| Sadly, the problem is that the older you does not get the same out of 10k hours of deliberate practice than the younger you. Let's take chess: 10k hours of deliberate practice in your teen years will make you a master level player (and possibly near GM caliber if you think Polgar experiment was not a fluke). There are no known instances of someone starting to play chess after age of 30 and getting near GM. Conversely, I've known people who retired in their 40s and dedicated themselves to chess and could not achieve more than a 50-100 point gain. I would love to be proven wrong, but I suspect the story is the same with piano, violin and programming.
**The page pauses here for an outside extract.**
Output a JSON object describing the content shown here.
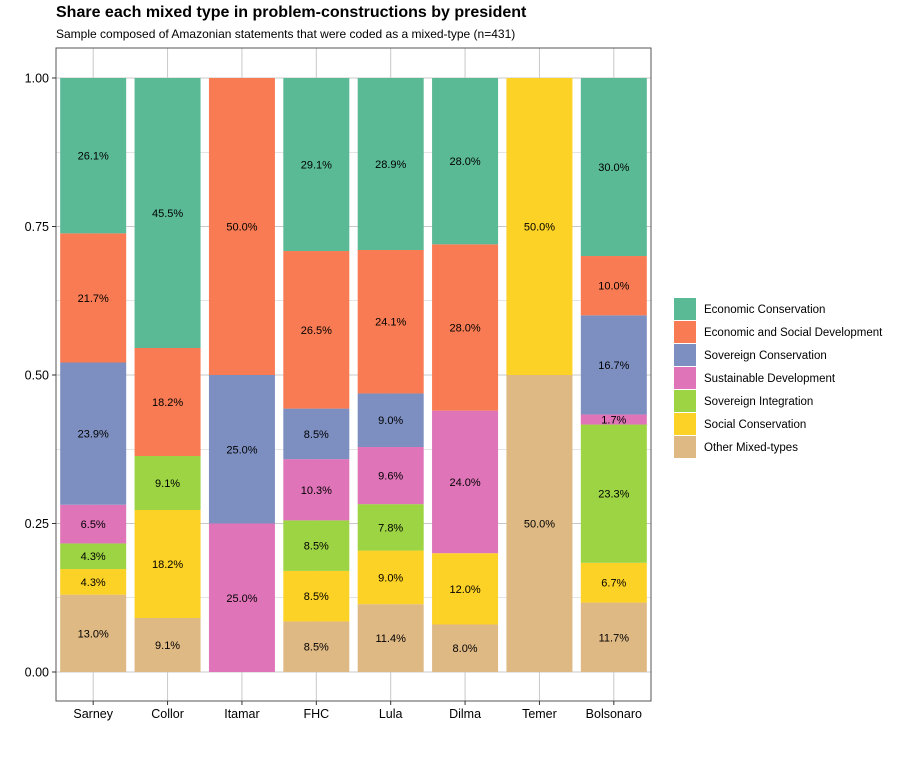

Your 10k hours at age 40 will not get you near anywhere the same return than 10k hours at age 10-16. I would love to see some references to people achieving mastery in some field past the age of 40 starting from scratch. http://en.wikipedia.org/wiki/Neuroplasticity is supposed to show that it is possible to get good at a later age, but I am very skeptical. |
When you're young, you have more time, less commitments and obligations (family, job, etc.), and generally less fears (if I screw this up, it's fine because I'm 17). As you grow older, these things get added on and it becomes difficult to motivate yourself to actually spend the 10k hours.
If you're talking about something like skateboarding, I think you're right that younger people will learn it better and faster than old people, because it's inherently physical. If you're talking about a mental task, I think it's a matter of whether or not you will sit down and do the work.